“你还记得你的生前吗?”霍子清又向前一步。
“记不太清楚了,我是在一个乱葬岗醒来的,唯一记得的就是我的死是与一座妓院有关……你眼睛为什么突然亮起来了?”
和妙看着不知何时起离他越来越近的霍子清,后者的双眼缓缓长出树木根系般的血丝,渐渐将整个眼眶染红。和妙的喉咙不安地上下滚动了一下,他甚至能听到那个宽厚的胸膛里的心脏跳动得如何剧烈,不、不只是霍子清的胸膛,连他自己胸膛里的心脏都仿佛复活了般越跳越快,快到他忍不住抓紧了椅子上的扶手。
为什么?他们明明只聊过短短几句话,就连白黟都比霍子清和他相处的时间要久,还是说,是霍子清先前与他说的那些话对他产生了影响?
他忽然想起霍子清低下头看着他,露出温暖柔软的笑容,眼里噙的都是爱意。
但这爱意的对象并非是对他……
两簇幽蓝色火焰陡然上升,在和妙脸上熊熊燃烧起来,甚至连他的身体也燃烧起蓝色火焰,声音降了八度,低沉得不似一个人。

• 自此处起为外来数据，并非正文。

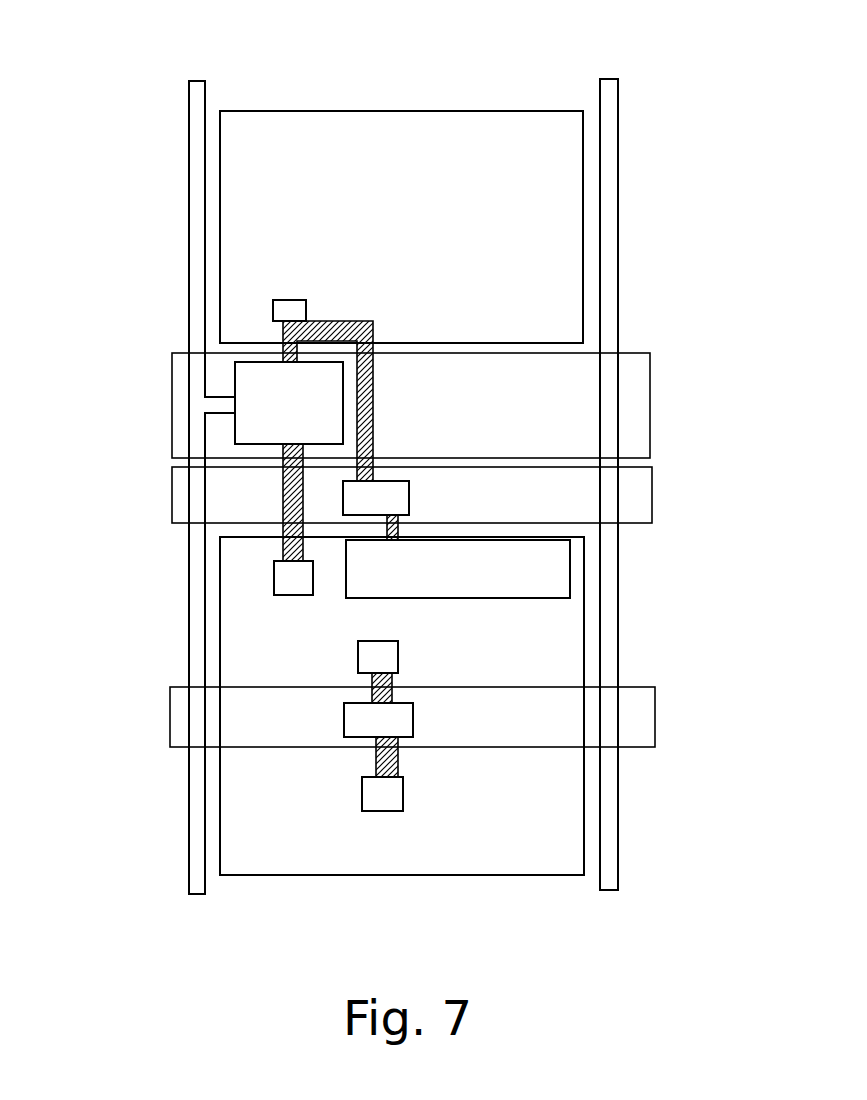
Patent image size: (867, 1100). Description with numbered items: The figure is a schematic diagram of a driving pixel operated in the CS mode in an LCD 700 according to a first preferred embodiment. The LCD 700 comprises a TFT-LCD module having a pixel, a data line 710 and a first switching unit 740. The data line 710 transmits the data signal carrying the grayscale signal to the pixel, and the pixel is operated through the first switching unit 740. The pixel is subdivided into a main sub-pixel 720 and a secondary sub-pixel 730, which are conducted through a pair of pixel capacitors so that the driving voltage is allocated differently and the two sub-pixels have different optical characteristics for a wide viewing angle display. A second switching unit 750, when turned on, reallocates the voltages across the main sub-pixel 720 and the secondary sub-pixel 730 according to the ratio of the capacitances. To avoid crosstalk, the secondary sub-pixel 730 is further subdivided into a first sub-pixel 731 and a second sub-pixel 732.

The LCD 700 is at (150, 107).
The data line 710 is at (193, 242).
The main sub-pixel 720 is at (553, 219).
The secondary sub-pixel 730 is at (578, 592).
The first sub-pixel 731 is at (535, 671).
The second sub-pixel 732 is at (547, 832).
The first switching unit 740 is at (267, 405).
The second switching unit 750 is at (409, 493).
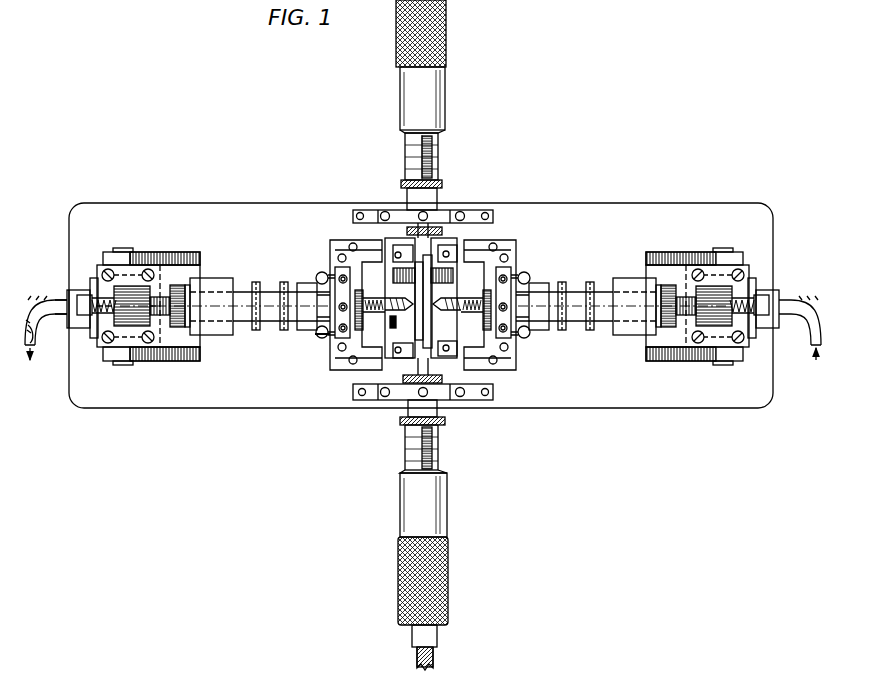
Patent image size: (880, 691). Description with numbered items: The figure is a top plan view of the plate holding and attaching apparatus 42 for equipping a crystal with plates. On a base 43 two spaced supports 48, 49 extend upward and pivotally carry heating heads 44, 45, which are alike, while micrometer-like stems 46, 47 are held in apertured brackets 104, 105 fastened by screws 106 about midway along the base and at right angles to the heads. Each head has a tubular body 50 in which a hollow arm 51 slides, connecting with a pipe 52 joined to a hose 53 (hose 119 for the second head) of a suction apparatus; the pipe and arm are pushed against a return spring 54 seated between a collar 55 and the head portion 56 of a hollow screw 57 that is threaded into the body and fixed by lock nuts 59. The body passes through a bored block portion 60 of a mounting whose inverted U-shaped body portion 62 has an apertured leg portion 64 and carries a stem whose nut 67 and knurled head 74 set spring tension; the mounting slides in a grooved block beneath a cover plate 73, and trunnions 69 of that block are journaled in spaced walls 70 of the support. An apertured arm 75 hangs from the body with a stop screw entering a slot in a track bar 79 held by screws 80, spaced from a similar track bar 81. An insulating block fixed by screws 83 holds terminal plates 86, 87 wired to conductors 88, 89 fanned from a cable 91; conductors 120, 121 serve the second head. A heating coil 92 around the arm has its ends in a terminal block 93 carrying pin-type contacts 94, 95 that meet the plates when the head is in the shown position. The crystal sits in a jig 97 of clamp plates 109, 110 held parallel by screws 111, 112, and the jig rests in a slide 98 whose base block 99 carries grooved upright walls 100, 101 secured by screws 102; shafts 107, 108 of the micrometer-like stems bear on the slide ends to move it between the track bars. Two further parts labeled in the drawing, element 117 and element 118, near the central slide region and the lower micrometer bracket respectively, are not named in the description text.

The plate holding and attaching apparatus 42 is at (498, 211).
The base 43 is at (608, 203).
The heating head 44 is at (245, 290).
The heating head 45 is at (563, 288).
The micrometer-like stem 46 is at (448, 84).
The micrometer-like stem 47 is at (449, 506).
The support 48 is at (165, 265).
The support 49 is at (672, 252).
The tubular body 50 is at (242, 322).
The hollow arm 51 is at (396, 360).
The pipe 52 is at (70, 300).
The hose 53 is at (38, 328).
The return spring 54 is at (98, 318).
The collar 55 is at (82, 295).
The head portion 56 is at (130, 318).
The hollow screw 57 is at (172, 328).
The lock nuts 59 is at (186, 286).
The bored block portion 60 is at (220, 279).
The inverted U-shaped body portion 62 is at (94, 290).
The leg portion 64 is at (69, 300).
The nut 67 is at (256, 282).
The trunnions 69 is at (123, 248).
The spaced walls 70 is at (188, 262).
The cover plate 73 is at (133, 270).
The knurled head 74 is at (150, 272).
The apertured arm 75 is at (303, 331).
The track bar 79 is at (338, 240).
The screws 80 is at (353, 243).
The track bar 81 is at (500, 366).
The screws 83 is at (338, 256).
The terminal plate 86 is at (316, 279).
The terminal plate 87 is at (318, 337).
The wire 88 is at (339, 277).
The wire 89 is at (318, 338).
The cable 91 is at (40, 300).
The heating coil 92 is at (400, 312).
The terminal block 93 is at (276, 322).
The pin-type contact 94 is at (336, 268).
The pin-type contact 95 is at (341, 333).
The jig 97 is at (445, 285).
The slide 98 is at (445, 245).
The base block 99 is at (470, 300).
The upright wall 100 is at (510, 266).
The upright wall 101 is at (452, 356).
The screws 102 is at (385, 212).
The bracket 104 is at (362, 210).
The bracket 105 is at (486, 401).
The screws 106 is at (486, 212).
The shaft 107 is at (432, 200).
The shaft 108 is at (400, 424).
The clamp plate 109 is at (412, 227).
The clamp plate 110 is at (430, 312).
The screws 111 is at (395, 268).
The screws 112 is at (392, 322).
The blade holder 117 is at (440, 262).
The bar hole 118 is at (448, 401).
The hose 119 is at (795, 318).
The conductor 120 is at (530, 276).
The conductor 121 is at (528, 336).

“退后!我不是你要找的那个人!”他坐在王座上嘶吼道。
“你是。”霍子清毫不畏惧,踏着稳健的步伐,一步一步朝和妙走去。
本是静静候命地鬼怪和恶鬼们开始不安分起来,它们或是发出嚎叫,或是向前挪动,想阻止霍子清继续朝它们的鬼王靠近,但它们未能向前几步,一把巨剑便横在了他们的面前。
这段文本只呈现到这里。